El funcionario añadió que, en caso de que la vía de la IEEPA enfrente obstáculos judiciales, la Administración de Trump puede recurrir a disposiciones como las secciones 232 o 301 de la legislación comercial para mantener una presión equivalente.
Asimismo, subrayó que la Corte Suprema ha reafirmado amplias facultades del presidente en materia comercial, incluida la posibilidad de imponer embargos totales, e instó a los países a respetar los acuerdos alcanzados.

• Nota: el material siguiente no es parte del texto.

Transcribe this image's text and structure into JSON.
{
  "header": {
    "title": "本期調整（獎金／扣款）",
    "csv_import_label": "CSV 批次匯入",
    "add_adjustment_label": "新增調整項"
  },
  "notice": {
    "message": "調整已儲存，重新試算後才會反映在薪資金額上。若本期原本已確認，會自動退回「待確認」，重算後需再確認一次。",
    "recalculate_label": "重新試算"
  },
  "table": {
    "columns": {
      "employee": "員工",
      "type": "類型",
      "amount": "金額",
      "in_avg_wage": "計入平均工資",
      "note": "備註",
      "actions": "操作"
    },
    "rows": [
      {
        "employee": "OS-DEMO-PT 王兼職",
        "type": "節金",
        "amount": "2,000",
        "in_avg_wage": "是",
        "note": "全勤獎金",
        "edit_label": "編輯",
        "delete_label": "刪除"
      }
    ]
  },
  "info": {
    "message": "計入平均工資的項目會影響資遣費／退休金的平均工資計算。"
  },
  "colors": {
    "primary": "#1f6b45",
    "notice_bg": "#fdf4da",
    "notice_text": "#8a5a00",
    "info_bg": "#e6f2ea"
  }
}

La mayoría del Supremo considera que el uso de la Ley de Poderes Económicos de Emergencia Internacional, pilar de la guerra comercial de Trump, supondría una delegación excesivamente amplia del poder tributario que la Constitución reserva al Congreso, ya que el Alto Tribunal considera que los aranceles son un tipo de impuesto a los ciudadanos.
El dictamen del Supremo afecta a la tarifa global base del 10 % a las importaciones extranjeras y los llamados gravámenes «recíprocos» a los socios comerciales de la mayor economía del mundo, junto a aranceles adicionales del 25 % a México y a Canadá para presionar a estos países a frenar el flujo de drogas como el fentanilo a través de sus fronteras hacia EE.UU..
Ante este revés, Trump anunció en la Casa Blanca que impondrá un nuevo gravamen global del 10 % bajo un nuevo marco legal y sin contar con el aval del Congreso.